Такую же символическую подвижность мы обнаруживаем и в приведенном уже отрывке из платоновского «Софиста». Там изощренная социально-символическая игра сходств и различий задается тонкой иронией Сократа, сравнивающего элейского гостя с богом-обличителем. Феодор настолько чувствителен к этой иронии, что слова Сократа приводят молодого человека в смущение. И он начинает «играть на понижение»: «Не таков нравом, Сократ, этот чужеземец, он скромнее тех, кто занимается спорами, и представляется мне вовсе не богом, но скорее человеком божественным: ведь так я называю всех философов» [Платон 1993, 275].
Подвижность слоев означающего и означаемого между собой может прерываться, когда эти слои как бы пристегиваются друг к другу, и тогда возникает семиотическая определенность 4. Если снова обратиться к примеру из «Одиссеи», такую «пристежку» осуществил Алкиной, зафиксировав Одиссея в статусе почетного гостя. Чины, звания, исполняемые обязанности, социальные роли – все это пункты «пристежки» означающего и означаемого. Тем не менее, как было показано выше, игра сходств и различий далеко не во всех случаях дает определенность в оппозиции «свой / чужой». Эти игры не столь жестко устроены и допускают еще одну оппозицию: «чужой свой» и «свой чужой».

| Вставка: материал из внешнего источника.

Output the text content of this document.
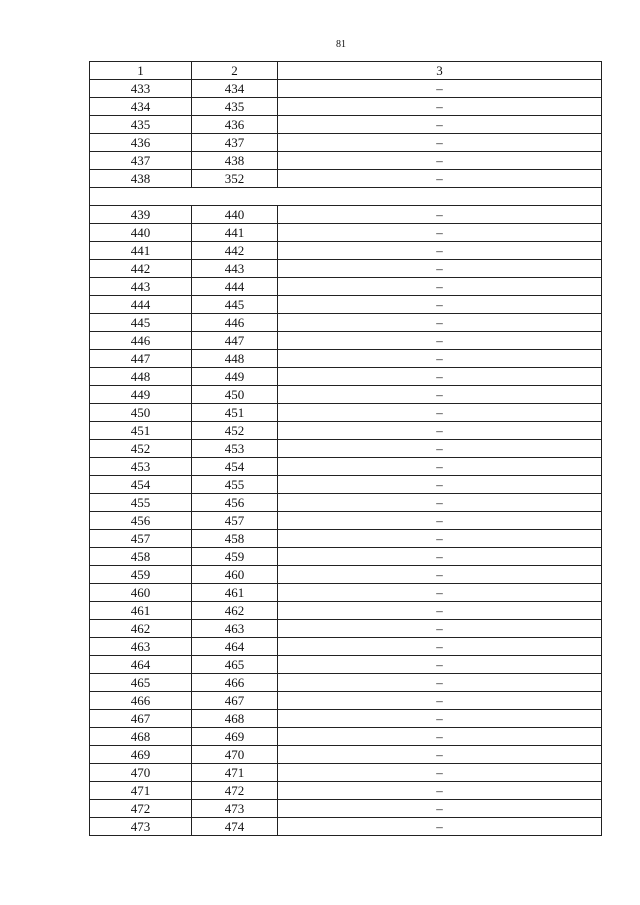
81
1	2	3
433	434	–
434	435	–
435	436	–
436	437	–
437	438	–
438	352	–

439	440	–
440	441	–
441	442	–
442	443	–
443	444	–
444	445	–
445	446	–
446	447	–
447	448	–
448	449	–
449	450	–
450	451	–
451	452	–
452	453	–
453	454	–
454	455	–
455	456	–
456	457	–
457	458	–
458	459	–
459	460	–
460	461	–
461	462	–
462	463	–
463	464	–
464	465	–
465	466	–
466	467	–
467	468	–
468	469	–
469	470	–
470	471	–
471	472	–
472	473	–
473	474	–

Обратимся за примером этой оппозиции к «Эпосу о Гильгамеше». Главный герой «Эпоса» – молодой царь Урука Гильгамеш – защитник своего города, спасший его благодаря своей мудрости от могущественного завоевателя («Стеной обнес Урук огражденный»). В этом он – свой. Но вместе с тем он угнетает горожан («Отцам Гильгамеш сыновей не оставит», «Матери Гильгамеш не оставит девы» [Эпос о Гильгамеше 2006, 8]), и в этом он – чужой, чужой свой . Зеркальным отражением Гильгамеша выступает его друг Энкиду – дикарь, порожденный богиней, чтобы стать достойным соперником Гильгамеша и отвлечь заносчивого царя от постоянной демонстрации своего превосходства над согражданами. Энкиду изначально чужой. Это подчеркивается и описанием его внешнего вида («Шерстью покрыто все его тело» [Эпос о Гильгамеше 2006, 9]), и характеристикой его нрава («дикарь-человек», «муж-истребитель» [Эпос о Гильгамеше 2006, 11]). Вместе с тем Энки-ду выполняет возложенную на него задачу, отвлекая Гильгамеша на себя и вместе с ним совершая подвиги ради благополучия Урука: герои добывают ливанский кедр, убив охранявшее рощу чудовище, и избавляют город от страшного зверя, насланного богами. В этом Энкиду предстает своим, точнее, своим чужим .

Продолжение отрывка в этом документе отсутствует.